Pregnancy & Breastfeeding

8.1 Pregnancy Risk Summary There are no adequate data on the developmental risks associated with the use of donepezil in pregnant women. In animal studies, developmental toxicity was not observed when donepezil was administered to pregnant rats and rabbits during organogenesis, but administration to rats during the latter part of pregnancy and throughout lactation resulted in increased stillbirths and decreased offspring survival at clinically relevant doses [see Data]. In the U.S. general population, the estimated background risks of major birth defects and miscarriage in clinically recognized pregnancies are 2% to 4% and 15% to 20%, respectively.
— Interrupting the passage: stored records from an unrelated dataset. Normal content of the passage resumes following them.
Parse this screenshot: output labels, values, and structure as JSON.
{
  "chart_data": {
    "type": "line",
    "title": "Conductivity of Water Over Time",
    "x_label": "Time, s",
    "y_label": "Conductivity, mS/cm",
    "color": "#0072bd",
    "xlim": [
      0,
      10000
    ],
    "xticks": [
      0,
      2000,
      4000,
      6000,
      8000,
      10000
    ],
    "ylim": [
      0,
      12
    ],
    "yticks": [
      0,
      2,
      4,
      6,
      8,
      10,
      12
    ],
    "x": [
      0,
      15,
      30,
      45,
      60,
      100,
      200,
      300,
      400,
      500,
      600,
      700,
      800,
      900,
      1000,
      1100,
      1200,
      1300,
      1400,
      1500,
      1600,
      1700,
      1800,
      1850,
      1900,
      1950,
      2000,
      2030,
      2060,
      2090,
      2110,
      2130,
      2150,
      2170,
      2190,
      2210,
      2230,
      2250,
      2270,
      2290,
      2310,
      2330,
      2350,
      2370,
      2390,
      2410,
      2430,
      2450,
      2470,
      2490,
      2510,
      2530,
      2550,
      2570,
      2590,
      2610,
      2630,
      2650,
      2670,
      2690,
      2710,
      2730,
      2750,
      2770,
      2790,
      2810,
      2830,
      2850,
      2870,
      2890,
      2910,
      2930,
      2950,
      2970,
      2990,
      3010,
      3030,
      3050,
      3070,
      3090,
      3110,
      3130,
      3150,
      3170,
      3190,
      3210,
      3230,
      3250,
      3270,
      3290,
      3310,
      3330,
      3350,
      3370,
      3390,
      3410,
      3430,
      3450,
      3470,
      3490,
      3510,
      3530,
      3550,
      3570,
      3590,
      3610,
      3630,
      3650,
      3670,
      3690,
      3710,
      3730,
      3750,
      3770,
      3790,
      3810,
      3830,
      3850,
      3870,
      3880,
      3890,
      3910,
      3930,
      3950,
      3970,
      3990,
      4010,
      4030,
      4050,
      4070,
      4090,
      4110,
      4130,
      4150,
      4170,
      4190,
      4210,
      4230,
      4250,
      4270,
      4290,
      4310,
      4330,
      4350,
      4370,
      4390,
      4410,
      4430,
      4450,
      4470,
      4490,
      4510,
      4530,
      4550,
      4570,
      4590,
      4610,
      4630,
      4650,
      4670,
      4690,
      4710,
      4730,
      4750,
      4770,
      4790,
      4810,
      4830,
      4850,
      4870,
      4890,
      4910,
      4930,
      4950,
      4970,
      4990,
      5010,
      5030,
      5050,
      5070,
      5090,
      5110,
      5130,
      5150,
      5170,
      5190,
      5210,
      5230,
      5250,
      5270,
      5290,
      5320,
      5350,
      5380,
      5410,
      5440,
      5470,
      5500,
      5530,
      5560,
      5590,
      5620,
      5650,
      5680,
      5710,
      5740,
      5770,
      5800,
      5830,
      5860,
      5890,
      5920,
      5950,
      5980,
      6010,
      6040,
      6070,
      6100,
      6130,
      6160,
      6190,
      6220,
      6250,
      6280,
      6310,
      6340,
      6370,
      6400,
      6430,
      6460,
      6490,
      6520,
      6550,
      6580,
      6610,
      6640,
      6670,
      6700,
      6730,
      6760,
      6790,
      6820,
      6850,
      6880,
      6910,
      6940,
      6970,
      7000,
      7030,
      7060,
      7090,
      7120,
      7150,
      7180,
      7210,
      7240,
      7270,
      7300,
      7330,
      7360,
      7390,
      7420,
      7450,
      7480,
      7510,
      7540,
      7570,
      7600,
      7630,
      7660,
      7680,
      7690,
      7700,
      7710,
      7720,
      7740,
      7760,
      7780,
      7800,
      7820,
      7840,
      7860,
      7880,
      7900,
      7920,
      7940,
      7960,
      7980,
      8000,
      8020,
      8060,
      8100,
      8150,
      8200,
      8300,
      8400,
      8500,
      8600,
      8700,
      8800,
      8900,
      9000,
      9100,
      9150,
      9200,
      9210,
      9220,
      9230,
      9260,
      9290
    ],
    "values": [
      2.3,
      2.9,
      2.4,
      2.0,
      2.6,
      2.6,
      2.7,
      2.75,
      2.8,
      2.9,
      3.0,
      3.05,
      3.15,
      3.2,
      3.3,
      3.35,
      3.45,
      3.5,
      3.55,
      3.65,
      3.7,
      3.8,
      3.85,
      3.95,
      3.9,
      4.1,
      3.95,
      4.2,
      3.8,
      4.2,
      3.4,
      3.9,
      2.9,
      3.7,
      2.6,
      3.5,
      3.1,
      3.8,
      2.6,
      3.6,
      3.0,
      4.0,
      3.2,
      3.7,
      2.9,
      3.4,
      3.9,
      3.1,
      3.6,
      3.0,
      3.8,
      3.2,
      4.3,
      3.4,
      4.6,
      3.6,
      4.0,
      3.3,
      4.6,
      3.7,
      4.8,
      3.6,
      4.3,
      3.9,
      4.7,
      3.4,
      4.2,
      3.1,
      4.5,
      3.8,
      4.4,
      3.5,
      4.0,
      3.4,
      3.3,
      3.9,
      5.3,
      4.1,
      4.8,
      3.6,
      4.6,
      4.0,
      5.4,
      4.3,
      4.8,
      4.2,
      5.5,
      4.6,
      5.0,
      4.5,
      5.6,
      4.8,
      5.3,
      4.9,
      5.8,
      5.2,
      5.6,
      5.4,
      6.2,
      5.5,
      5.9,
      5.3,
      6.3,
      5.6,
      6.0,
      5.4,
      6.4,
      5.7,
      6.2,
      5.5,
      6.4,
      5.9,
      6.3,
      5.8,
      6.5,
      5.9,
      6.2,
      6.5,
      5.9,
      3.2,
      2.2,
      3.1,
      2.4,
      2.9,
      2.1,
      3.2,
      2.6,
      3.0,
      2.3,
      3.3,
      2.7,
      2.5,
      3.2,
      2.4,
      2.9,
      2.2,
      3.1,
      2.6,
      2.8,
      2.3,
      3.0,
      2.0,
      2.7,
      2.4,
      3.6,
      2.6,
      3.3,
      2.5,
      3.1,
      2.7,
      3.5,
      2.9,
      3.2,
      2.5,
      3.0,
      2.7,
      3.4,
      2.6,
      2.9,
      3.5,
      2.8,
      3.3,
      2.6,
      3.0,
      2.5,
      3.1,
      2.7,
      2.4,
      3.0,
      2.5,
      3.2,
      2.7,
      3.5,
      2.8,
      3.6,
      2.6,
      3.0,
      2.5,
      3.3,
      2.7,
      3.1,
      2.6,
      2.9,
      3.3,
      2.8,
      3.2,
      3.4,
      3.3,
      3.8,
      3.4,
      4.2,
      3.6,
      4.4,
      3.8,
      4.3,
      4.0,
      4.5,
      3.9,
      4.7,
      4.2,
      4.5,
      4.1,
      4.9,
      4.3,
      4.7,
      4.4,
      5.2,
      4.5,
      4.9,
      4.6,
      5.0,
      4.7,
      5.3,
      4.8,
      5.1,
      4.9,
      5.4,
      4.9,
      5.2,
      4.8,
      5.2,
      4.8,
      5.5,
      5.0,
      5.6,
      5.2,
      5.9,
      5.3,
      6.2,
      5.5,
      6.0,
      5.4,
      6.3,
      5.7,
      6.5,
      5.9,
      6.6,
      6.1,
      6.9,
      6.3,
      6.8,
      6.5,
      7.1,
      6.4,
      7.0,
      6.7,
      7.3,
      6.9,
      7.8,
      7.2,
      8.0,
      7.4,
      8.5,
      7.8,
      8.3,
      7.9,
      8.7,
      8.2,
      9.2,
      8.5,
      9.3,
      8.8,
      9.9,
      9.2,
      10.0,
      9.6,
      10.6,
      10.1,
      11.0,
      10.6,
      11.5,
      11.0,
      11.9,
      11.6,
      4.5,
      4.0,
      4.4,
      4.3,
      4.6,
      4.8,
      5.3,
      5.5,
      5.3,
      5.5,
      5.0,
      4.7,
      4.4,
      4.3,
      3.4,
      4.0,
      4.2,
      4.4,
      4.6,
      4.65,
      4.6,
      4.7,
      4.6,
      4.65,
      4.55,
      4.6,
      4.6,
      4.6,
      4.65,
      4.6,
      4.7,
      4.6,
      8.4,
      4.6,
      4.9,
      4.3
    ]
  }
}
The background risks of major birth defects and miscarriage for the indicated population are unknown. Data Animal Data Oral administration of donepezil to pregnant rats and rabbits during the period of organogenesis did not produce any teratogenic effects at doses up to 16 mg/kg/day (approximately 6 times the maximum recommended human dose [MRHD] of 23 mg/day on a mg/m 2 basis) and 10 mg/kg/day (approximately 7 times the MRHD on a mg/m 2 basis), respectively. Oral administration of donepezil (1, 3, 10 mg/kg/day) to rats during late gestation and throughout lactation to weaning produced an increase in stillbirths and reduced offspring survival through postpartum day 4 at the highest dose. The no-effect dose of 3 mg/kg/day is approximately equal to the MRHD on a mg/m 2 basis.